Most of us will agree that chocolate is incredibly delicious and a favorite treat. But whether chocolate (or raw cacao) is good for us is a question many experts have yet to agree on. Some say it is the best food ever -- chock full of antioxidants, magnesium, and other great nutrients -- giving it a place high on the ladder of the ultimate super foods list. On the flip side, opponents say chocolate is addictive and contains chemicals, contaminants, additives and poisons that should keep this substance out of our diet entirely. So what is the answer to the question of whether chocolate is healthy or not? Here are some things to consider:

Pros:
  • Rich in Antioxidants: Cornell University food scientists found that cocoa powder has nearly twice the antioxidants of red wine and up to three times what is found in green tea.
  • Rich in Magnesium: Which is good for our Heart and Circulatory system.
  • Aphrodisiac: This is definitely a bonus!
  • Decreases the appetite in some people: Helps people manage their weight.
  • High in serotonin and dopamine: This helps us feel happy and combats depression.
  • Contains flavanols: This helps the blood flow smoothly, essential in keeping blood platelets from sticking together.
  • Contains high fiber and iron: These are both beneficial to the body.

Cons:
  • Chocolate/Cacao contains chemicals, additives and contaminants (1)
  • Some negative Chemicals are (2):
  • Theobromine: known to cause a host of symptoms including abnormal glandular growth, nervousness, depression, anxiety, insomnia, gastrointestinal problems, and itching.
  • Caffeine: highly suspected of being a carcinogen, and is directly linked to heart and circulatory problems, glandular difficulties, nervous disorders, osteoporosis, birthing abnormalities, and so forth.
  • Theophylline: causes stomach problems, nausea, vomiting, and nervous disorders.
  • It acts as a stimulant and agitates the kidneys and adrenal glands: This can cause: insomnia, nightmares, waking up in the middle of the night, shakes, and extreme energy shifts.(3)
  • It can be addictive.
  • It might cause allergic reactions.
  • It can come with unhealthy baggage. Look at the other ingredients alongside your favorite chocolate treat if it isn't plain and simple raw cacao nibs or pieces. Many chocolate treats have dairy, sugar and a lot of other additives that you might have a negative reaction to. Sometimes the chocolate isn't what is bothering people, it's all the other stuff.

Tips on Eating Chocolate:
With that said, here are some tips to consider when you decide if you should keep chocolate in your diet.

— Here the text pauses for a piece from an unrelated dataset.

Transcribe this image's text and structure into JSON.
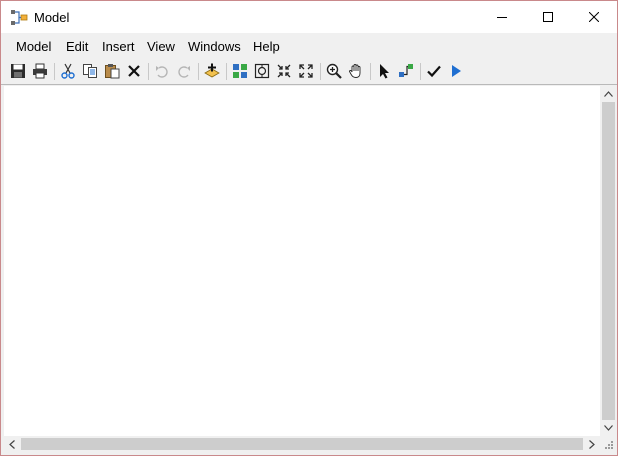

Remember: “One person’s panacea is another person’s poison” – listen to your body and its response to eating it. If you have adverse reactions (such as migraines, headaches, anxiety, insomnia, increased heart-rate, gastro-intestinal problems, rash, itching, hives, or anything else) avoid consuming chocolate and/or cacao. Instead, you can replace it with something that resembles chocolate, a food called carob. Carob is made from a fruit, with a resemblance of the chocolate taste. Instead of being a stimulant, this mineral rich food actually has a calming effect.

If you don't have adverse reactions to chocolate, eat it in its most natural form, raw cacao nibs or powder. Or at least aim for eating dark chocolate with a small ingredient list. Don’t eat it in large quantities or on a daily basis. Eat your chocolate in moderation -- as the treat it deserves to be -- and enjoy it immensely!